About the possibility of booting from a drive without reformat, here is the LSI support answer:



> There is a 1024k sector offset at the beginning of the drive where most on-board motherboard controllers cannot boot from it if moved off the raid controller. This does vary from motherboard-to-motherboard though.

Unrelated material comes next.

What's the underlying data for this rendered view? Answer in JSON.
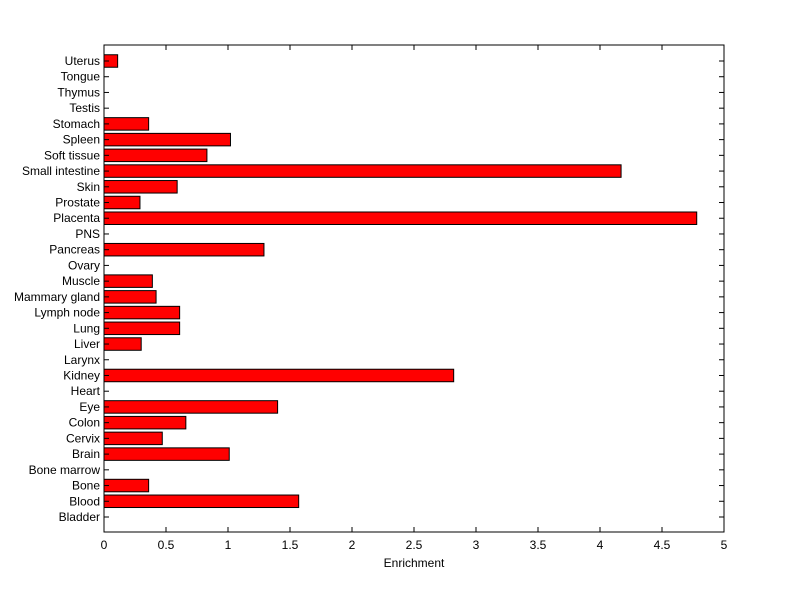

I have seen some boot the RAID 1 member just fine whereas in most cases it cannot.


----------



## patpro (Aug 14, 2013)

Finally, here what I've done:
- I've bought a brand new server with IPMI, and an SSD.
- I've installed FreeBSD 9.1 on SSD (zfs root), configured IPMI.
- I've sent the server to the data center with few instructions (remove HDDs from current server, put them in new one, boot).

Every HDD was readable on the new server (plugged directly on motherboard, no RAID controller), so I was able to move data from one HDD to another, reinstall a fresh full ZFS system, and get my data back to where it belongs.

The new server runs FreeBSD 9.1 from a zmirror of HDDs. The SSD is not mounted and I keep it inside the server as a disaster-recovery system I could boot from, just in case. IPMI allows me to boot in BIOS and manage boot order as if I'm sitting in front of the computer. Very handy.

Note: both solo HDD (JBOD/Passthrough) were fully operational out of the box. I've erased them to get rid of 3Ware metadata, but that was not compulsory.


----------